Long walk to the top from Welkom

09 December 2002
Joseph Tsatsi had a tough time adapting to life at UCT, but six years and three degrees later, the future looks bright for the Masters in Social Policy and Management graduate.

WHEN Joseph Tsatsi picks up the documentation for his Masters degree in Social Policy and Management this week, it will be his third trip up to the UCT graduation stage. Not bad for someone who received most of his primary education in Afrikaans and Sotho and, in matric, had to do without an English teacher for six months.

Tsatsi grew up on a farm in Welkom in the Free State, attending a nearby school where he was taught mostly in Afrikaans and Sotho, while English, he recalls with a smile, was taught through the medium of Sotho.

He prevailed however, and moved with his family to the mining township of Thabong when he had to find a high school to attend.

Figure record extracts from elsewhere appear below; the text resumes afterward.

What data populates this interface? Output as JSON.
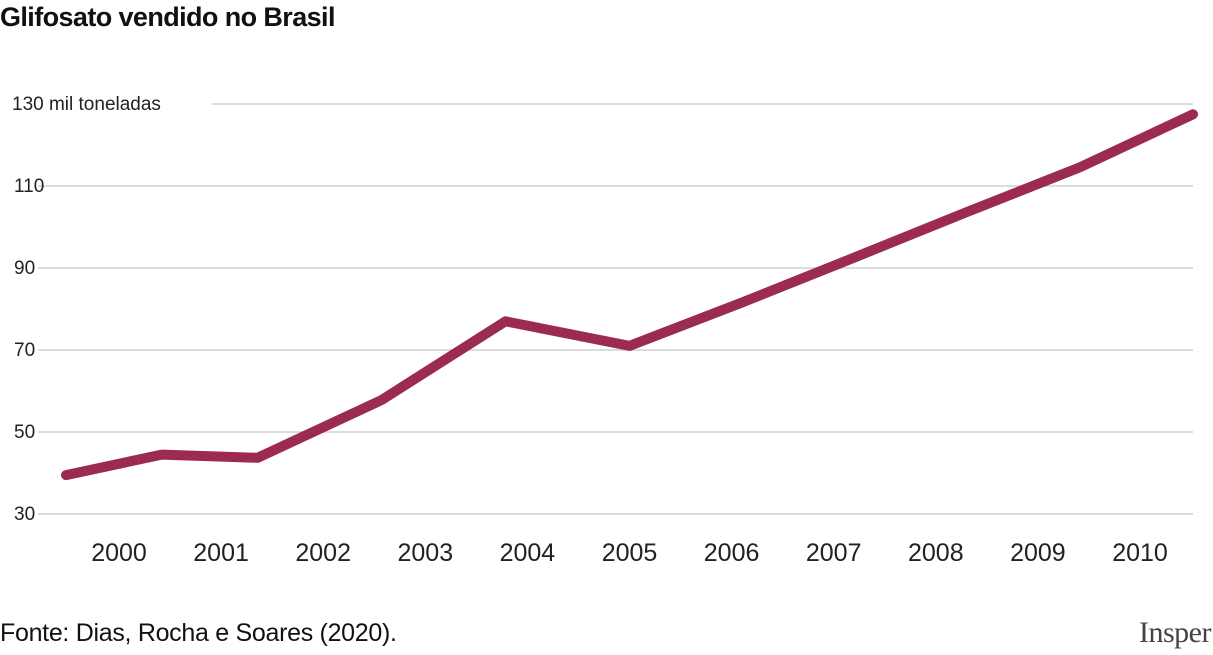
{
  "title": "Glifosato vendido no Brasil",
  "source": "Fonte: Dias, Rocha e Soares (2020).",
  "logo": "Insper",
  "colors": {
    "line": "#9b2c4f",
    "grid": "#d0d0d0",
    "text": "#222222"
  },
  "chart_data": {
    "type": "line",
    "title": "Glifosato vendido no Brasil",
    "categories": [
      "2000",
      "2001",
      "2002",
      "2003",
      "2004",
      "2005",
      "2006",
      "2007",
      "2008",
      "2009",
      "2010"
    ],
    "x_points": [
      2000,
      2000.85,
      2001.7,
      2002.8,
      2003.9,
      2005.0,
      2006.0,
      2007.0,
      2008.0,
      2009.0,
      2010.0
    ],
    "values": [
      39.5,
      44.5,
      43.7,
      57.8,
      77.0,
      71.0,
      81.6,
      92.6,
      103.7,
      114.6,
      127.5
    ],
    "series": [
      {
        "values": [
          39.5,
          44.5,
          43.7,
          57.8,
          77.0,
          71.0,
          81.6,
          92.6,
          103.7,
          114.6,
          127.5
        ]
      }
    ],
    "y_ticks": [
      "30",
      "50",
      "70",
      "90",
      "110",
      "130 mil toneladas"
    ],
    "ylabel": "mil toneladas",
    "ylim": [
      30,
      130
    ],
    "xlim": [
      2000,
      2010
    ],
    "grid": true,
    "legend": "none"
  }
}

Things went along reasonably well at Thota-Gauta Secondary School, at least until the matric class's English teacher suffered a stroke at the beginning of one year. Tsatsi and some friends ran a study group until the teacher was replaced six months later and the class had to plough its way through a year's work.

UCT was a culture shock, Tsatsi admits. With no experience of writing academic essays, a “shaky” grasp of English and difficulty with the “foreign accents” of lecturers, he had trouble adapting, and failed a number of initial tests.

“I didn't know what was going on,” he says of this period. “At school, I used to do very well, but now, all of a sudden, I was failing everything.” But the hours spent under the tutelage of Dr Rochelle Kapp and others on the Academic Development Programme (ADP) paid rich dividends. “He is one of the hardest working and highly motivated students I have taught,” says Kapp.

Three degrees and an appointment with Pick 'n Pay Go Banking later, the future looks promising for Tsatsi. “I feel very privileged to have been at UCT,” he notes.

“And I would advise other students who have similar backgrounds to mine that when they come to UCT, they use all the services and facilities available, and I can promise that they will succeed.”